# Let $A$ and $B$ be arbitrary $n \times n$ matrices. If $B$ is invertible, prove that $AB^{-1} = B^{-1}A$ if and only if $AB=BA$.

Let $$A$$ and $$B$$ be arbitrary $$n \times n$$ matrices. If $$B$$ is invertible, prove that $$AB^{−1} = B^{−1}A$$ if and only if $$AB=BA$$. Would appreciate a solution to this proof.

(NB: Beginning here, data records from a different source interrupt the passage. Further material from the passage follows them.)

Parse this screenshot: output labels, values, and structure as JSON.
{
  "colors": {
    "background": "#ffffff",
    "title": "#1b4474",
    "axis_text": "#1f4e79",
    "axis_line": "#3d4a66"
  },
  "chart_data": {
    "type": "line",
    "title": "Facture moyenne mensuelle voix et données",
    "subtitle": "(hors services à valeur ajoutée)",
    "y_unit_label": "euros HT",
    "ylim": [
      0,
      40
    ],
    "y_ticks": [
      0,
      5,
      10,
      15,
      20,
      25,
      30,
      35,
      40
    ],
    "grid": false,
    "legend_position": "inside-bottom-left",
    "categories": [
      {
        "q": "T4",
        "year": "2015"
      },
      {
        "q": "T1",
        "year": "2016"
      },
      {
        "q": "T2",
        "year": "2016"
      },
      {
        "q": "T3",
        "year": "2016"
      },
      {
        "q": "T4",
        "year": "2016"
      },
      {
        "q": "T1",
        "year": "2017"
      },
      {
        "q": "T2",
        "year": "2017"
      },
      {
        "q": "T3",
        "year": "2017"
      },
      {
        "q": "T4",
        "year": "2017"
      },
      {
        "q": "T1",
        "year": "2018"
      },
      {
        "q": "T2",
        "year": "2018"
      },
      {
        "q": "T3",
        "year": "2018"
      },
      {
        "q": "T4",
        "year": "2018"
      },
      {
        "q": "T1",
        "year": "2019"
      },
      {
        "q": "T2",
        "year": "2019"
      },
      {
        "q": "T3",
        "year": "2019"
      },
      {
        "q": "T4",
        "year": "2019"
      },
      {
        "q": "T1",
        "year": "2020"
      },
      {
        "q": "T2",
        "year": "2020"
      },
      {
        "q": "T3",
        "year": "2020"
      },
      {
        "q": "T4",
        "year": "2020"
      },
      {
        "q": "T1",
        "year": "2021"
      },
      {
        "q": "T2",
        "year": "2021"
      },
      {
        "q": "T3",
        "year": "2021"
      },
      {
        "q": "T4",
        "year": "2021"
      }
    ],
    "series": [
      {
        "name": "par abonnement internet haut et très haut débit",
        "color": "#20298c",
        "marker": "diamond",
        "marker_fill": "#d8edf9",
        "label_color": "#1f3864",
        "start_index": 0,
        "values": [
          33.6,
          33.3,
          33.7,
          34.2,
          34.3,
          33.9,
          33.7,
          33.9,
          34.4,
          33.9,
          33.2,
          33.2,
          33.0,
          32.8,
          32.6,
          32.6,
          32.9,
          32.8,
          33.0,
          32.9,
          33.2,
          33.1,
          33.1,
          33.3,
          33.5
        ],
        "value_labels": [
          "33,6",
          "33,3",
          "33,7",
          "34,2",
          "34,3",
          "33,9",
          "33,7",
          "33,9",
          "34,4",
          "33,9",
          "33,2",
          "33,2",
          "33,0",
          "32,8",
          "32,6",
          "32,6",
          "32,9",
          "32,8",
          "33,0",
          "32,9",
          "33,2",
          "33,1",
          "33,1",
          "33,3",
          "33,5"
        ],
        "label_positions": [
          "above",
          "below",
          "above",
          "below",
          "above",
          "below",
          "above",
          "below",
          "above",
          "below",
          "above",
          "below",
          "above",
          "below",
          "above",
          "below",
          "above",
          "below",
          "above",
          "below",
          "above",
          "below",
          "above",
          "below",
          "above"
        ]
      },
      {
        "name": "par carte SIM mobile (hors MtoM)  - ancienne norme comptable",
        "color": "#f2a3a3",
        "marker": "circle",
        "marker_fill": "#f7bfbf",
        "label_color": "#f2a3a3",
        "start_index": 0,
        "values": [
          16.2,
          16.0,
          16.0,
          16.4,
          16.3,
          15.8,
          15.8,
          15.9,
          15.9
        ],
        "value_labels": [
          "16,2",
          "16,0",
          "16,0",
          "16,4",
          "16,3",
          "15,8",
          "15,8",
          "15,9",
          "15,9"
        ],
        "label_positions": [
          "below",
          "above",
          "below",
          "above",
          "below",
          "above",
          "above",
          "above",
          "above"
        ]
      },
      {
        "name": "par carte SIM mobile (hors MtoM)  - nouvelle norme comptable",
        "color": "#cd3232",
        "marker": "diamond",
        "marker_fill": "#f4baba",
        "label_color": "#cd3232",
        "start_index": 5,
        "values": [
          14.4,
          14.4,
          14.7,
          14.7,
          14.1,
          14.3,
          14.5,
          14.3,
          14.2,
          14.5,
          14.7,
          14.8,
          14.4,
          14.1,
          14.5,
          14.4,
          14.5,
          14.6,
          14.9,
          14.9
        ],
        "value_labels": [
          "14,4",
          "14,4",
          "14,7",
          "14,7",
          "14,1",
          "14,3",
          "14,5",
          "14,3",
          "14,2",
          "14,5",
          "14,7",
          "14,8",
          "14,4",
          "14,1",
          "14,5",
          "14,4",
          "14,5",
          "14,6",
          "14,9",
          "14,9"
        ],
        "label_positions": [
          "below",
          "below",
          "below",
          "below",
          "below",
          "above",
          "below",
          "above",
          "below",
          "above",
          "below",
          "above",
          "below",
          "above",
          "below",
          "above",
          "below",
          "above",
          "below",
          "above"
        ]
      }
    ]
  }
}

I'm confused whether my proof should be showing how $$AB^{-1} = B^{−1}A$$ or I should prove $$AB = BA$$ from $$AB^{−1} =B^{−1}A$$ or prove that $$AB^{−1} =B^{−1}A$$ from $$AB=BA$$.

And if so, should I use $$\Longrightarrow$$ sign for each new line or $$\Longleftrightarrow$$ (given that this sign means if and only if)?

• I remember seeing the same question recently, but I might be mistaken.. Aug 15, 2021 at 4:31

To prove ,$$AB^{-1}=B^{-1}A$$ iff $$AB=BA$$
$$AB^{-1}=B^{-1}A$$
$$\Leftrightarrow$$ $$BAB^{-1}B=BB^{-1}AB$$
$$\Leftrightarrow$$ $$BAI=IAB$$
$$\Leftrightarrow$$ $$BA=AB$$
$$\Leftrightarrow$$ $$AB=BA$$